Das die Zentralbanken so abgeschottet sind von der Politik, hat seine guten Gründe: Würde die Politik das alleinige Primat über die Geldpolitik inne haben, so müssten wir uns um klamme Staatskassen keine Sorgen mehr machen, da die ganzen Probleme durch schlichtes Geld drucken gelöst werden könnten. Eine Unabhängigkeit vor der Politik ist somit die Bedingung für eine funktionierende Währungspolitik.

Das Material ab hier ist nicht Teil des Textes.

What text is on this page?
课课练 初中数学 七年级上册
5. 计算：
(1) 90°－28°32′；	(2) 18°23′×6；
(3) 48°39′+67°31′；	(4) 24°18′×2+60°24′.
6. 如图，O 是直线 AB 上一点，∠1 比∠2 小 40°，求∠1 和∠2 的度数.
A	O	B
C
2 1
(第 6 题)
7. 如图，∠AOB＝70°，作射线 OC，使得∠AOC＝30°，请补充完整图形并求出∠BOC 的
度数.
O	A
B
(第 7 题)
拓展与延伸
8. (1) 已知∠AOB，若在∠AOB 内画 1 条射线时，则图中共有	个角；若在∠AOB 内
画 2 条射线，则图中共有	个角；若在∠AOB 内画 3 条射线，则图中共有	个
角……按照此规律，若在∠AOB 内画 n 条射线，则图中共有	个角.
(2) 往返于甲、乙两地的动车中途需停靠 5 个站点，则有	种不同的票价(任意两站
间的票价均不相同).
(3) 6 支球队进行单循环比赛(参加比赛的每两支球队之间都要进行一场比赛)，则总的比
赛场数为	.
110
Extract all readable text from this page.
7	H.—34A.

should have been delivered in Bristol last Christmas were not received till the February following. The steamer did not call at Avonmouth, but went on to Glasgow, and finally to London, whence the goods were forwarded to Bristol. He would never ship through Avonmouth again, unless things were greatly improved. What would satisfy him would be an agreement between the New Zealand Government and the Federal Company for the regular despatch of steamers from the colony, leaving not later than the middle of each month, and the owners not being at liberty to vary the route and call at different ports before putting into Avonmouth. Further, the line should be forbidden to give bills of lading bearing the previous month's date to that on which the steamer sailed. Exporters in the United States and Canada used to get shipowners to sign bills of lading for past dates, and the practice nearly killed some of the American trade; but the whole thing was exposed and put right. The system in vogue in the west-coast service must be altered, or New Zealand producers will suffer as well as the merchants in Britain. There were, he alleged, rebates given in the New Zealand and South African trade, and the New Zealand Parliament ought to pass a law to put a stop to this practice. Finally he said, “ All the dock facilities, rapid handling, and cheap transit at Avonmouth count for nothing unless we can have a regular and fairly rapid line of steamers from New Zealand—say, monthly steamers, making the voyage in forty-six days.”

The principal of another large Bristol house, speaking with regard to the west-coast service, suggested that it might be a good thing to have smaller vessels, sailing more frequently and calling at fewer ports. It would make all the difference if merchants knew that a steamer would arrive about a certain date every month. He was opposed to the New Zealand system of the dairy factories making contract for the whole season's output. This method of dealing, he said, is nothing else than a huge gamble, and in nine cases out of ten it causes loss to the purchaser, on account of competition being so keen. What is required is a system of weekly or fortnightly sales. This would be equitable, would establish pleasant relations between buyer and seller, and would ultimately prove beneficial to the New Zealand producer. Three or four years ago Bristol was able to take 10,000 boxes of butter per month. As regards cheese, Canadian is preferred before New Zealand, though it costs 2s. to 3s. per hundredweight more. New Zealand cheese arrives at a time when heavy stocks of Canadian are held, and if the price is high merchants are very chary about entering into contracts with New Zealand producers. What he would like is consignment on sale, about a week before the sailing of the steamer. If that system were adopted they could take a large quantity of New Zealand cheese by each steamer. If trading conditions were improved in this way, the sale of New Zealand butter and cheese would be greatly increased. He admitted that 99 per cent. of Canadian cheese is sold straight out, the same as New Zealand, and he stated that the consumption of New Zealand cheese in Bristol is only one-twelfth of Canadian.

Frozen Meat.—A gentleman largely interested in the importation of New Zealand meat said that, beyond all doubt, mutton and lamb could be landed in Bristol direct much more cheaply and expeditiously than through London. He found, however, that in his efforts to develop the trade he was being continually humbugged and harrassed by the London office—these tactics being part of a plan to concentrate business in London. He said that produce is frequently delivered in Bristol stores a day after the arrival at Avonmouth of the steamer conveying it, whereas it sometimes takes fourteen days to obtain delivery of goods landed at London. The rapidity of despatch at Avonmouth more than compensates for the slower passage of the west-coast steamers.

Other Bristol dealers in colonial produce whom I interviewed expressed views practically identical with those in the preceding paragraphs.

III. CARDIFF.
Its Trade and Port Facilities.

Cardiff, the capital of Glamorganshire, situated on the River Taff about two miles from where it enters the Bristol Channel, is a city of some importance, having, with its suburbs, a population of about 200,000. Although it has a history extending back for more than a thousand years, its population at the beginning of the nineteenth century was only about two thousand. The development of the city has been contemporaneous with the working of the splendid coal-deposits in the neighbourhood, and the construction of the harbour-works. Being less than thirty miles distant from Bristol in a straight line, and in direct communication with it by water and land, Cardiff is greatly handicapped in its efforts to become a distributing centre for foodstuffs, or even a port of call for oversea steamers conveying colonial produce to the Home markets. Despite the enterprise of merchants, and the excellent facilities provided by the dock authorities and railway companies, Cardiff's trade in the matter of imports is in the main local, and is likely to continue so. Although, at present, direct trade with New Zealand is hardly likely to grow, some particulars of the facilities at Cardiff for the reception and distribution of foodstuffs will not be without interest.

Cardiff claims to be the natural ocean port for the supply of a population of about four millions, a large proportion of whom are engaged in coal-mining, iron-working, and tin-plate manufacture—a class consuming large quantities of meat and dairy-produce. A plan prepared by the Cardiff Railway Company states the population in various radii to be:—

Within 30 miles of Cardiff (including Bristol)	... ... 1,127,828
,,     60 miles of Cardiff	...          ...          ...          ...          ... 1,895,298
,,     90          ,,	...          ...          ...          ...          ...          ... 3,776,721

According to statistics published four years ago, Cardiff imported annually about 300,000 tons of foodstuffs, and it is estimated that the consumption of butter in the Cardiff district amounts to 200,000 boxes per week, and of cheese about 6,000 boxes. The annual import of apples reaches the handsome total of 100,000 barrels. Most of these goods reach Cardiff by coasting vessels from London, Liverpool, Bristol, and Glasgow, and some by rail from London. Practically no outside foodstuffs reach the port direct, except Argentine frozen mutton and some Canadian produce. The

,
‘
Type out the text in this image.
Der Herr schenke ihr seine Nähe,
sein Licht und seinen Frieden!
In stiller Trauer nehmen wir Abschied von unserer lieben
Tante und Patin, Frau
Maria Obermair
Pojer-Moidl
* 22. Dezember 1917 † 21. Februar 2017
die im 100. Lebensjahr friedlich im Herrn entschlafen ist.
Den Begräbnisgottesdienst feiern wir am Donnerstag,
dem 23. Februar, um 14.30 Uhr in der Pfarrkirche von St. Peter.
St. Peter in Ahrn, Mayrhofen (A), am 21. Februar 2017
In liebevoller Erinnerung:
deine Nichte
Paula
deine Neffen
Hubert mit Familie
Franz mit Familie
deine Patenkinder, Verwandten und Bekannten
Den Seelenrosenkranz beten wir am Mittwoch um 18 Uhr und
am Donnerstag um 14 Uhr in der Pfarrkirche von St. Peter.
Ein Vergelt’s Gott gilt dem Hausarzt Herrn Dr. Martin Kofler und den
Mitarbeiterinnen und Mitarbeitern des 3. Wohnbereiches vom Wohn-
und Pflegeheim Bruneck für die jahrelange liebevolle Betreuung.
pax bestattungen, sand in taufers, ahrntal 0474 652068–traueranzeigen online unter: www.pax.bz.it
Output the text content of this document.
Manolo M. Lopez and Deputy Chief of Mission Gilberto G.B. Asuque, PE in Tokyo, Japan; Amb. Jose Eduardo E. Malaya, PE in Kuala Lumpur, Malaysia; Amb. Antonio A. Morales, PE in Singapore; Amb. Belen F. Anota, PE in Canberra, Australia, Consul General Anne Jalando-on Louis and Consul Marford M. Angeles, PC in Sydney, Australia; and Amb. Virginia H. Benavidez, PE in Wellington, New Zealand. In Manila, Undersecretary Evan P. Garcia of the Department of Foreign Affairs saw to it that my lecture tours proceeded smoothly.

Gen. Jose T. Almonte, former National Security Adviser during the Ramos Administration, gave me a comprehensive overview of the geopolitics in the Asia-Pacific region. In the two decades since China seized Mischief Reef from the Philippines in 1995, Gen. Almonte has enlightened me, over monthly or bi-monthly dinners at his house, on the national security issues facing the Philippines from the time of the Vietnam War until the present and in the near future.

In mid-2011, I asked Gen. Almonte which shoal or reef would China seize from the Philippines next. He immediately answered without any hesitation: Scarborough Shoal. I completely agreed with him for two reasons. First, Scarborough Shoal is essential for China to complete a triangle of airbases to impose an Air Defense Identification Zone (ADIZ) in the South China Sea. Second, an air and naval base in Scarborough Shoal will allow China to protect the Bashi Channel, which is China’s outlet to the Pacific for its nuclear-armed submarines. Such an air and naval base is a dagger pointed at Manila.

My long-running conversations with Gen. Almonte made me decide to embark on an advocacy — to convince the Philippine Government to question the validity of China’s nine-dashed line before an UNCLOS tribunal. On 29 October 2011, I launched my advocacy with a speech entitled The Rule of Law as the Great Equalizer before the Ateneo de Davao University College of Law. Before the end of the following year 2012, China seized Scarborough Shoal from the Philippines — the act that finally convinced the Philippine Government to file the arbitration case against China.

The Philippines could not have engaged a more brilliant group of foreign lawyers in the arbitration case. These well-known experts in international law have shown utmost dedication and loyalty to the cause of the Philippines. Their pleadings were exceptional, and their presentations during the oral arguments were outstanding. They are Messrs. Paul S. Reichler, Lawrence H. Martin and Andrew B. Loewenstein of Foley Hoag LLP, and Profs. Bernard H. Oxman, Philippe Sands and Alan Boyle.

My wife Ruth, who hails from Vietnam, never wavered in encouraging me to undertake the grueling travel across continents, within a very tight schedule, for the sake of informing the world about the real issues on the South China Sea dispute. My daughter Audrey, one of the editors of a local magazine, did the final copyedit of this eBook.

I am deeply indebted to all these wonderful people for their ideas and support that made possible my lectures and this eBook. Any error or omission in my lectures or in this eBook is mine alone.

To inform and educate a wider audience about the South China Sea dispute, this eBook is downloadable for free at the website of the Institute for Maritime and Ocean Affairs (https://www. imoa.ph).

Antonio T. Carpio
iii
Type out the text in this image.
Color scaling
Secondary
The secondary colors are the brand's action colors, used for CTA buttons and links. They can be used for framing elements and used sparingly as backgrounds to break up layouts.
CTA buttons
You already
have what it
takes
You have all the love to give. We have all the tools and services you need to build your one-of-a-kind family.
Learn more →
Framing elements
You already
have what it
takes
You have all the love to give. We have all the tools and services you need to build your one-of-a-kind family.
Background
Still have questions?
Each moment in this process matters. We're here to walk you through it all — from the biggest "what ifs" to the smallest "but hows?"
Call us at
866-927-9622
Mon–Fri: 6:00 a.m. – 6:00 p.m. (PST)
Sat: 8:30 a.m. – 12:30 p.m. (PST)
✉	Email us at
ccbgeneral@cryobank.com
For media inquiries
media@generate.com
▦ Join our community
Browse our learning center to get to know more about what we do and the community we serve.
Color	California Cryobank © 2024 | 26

Im Gegenzug dazu muss die Zentralbank natürlich auch vor privaten Einflussgruppen, also großen Geschäftsbanken, unabhängig sein. Wenn man hier den Blick über den Atlantik wagt, erkennt man vor allem eins: Die Unabhängigkeit der Zentralbanken ist eine Illusion. Folgerichtig stellt sich dann die Frage, ob das derzeitige System der Zentralbanken überhaupt aufrecht erhalten werden kann, wenn die Prämisse schlechthin - die Unabhängigkeit - keine Gültigkeit besitzt.

Links:
1 2 3 4

PS: Ich freue mich sehr, dass innerhalb von nicht mal einem Monat über 20.000 Leute auf WiSoPo geklickt haben, Danke dafür! :)

5 Kommentare:

  1. GLAUBT DA WIRKLICH NOCH JEMAND DRAN? Unabhängigkeit - dieses Wort im Zusammenhang mit der derzeitigen Politikerkaste und deren Handeln zu gebrauchnen ist nach meinem Empfinden genau so gewagt, wie zu behaupten Hitler hätte die Juden geliebt oder Stalins Gulaks wären Erholungsheime gewesen.

    AntwortenLöschen
  2. Mit dem Unterschied, dass Letzteres geschichts-revisionistisch ist, während man das Erstere eher als naiv bezeichnen sollte...

    WiSoPo

    AntwortenLöschen
  3. Ist es wirklich relevant ob naiv oder revisionistisch?
    Es gibt für mich keinen einzigen vernüftigen Grund an irgendeine Art von Unabhängigkeit innerhalb des derzeitigen Machtgefüges zu glauben.
    Mit welcher Brutalität uns diese Diktatur des Geldes jeden Tag begegnet wird doch immer deutlicher. Es herrscht Angst in diesem Gefüge und die Damen und Herren "Lenker" werden nichts unversucht lassen dieses Gefüge zu erhalten.
    Mit welchen Mitteln diese "Lenker" das Aufbegehren des Volkes begegnen, muss hier nicht näher beschrieben werden. Egal in welchem Land, egal in welchem gesellschaftlichen Bereich, es ist überdeutlich.
    Die Diktatur des Geldes geht an ihrem Grundlagen zugrunde!
    Ihr Nährboden ist schon längst zur stinkenden, verseuchten und vergifteten Kloake geworden. Alles Lenken und taktieren geschieht nur aus des Angst vorm Untergang und dabei sind alle Mittel recht.
    Wir sollten Abschied nehmen von diesen Mächten und wieder Mensch zu sein versuchen.
    Das es geht und wie am besten gehen könnte wissen wir. Es sollte auf jeden Fall einen Versuch wert sein. Bevor wir mit diesen Mächten untergehen!

    AntwortenLöschen
  4. Kritik ist berechtigt und Weidemann auch kein ausgewiesener und erfahrener Banker, bloß weil er mal als Abteilungsleiter ein paar Akten sortieren durfte. Die Besetzung ist eine politische und administrative Katastrophe - der Mann hat keine Ahnung, um einiges weniger als Sarrazin oder etwa Merkel. Letzteres soll schon was heißen. Allerdings ist es (schlechte) Tradition, daß Bundesbanker - sogar in der vor-EU-Zeit, als sie noch Bedeutung hatte - aus dem (vorwiegend sozialistischen) Regierungsumfeld delegiert wurden, auch wenn sie von Ökonomie keine Ahnung hatten. Steinmeier sollte daher tunlichst seinen Mund halten.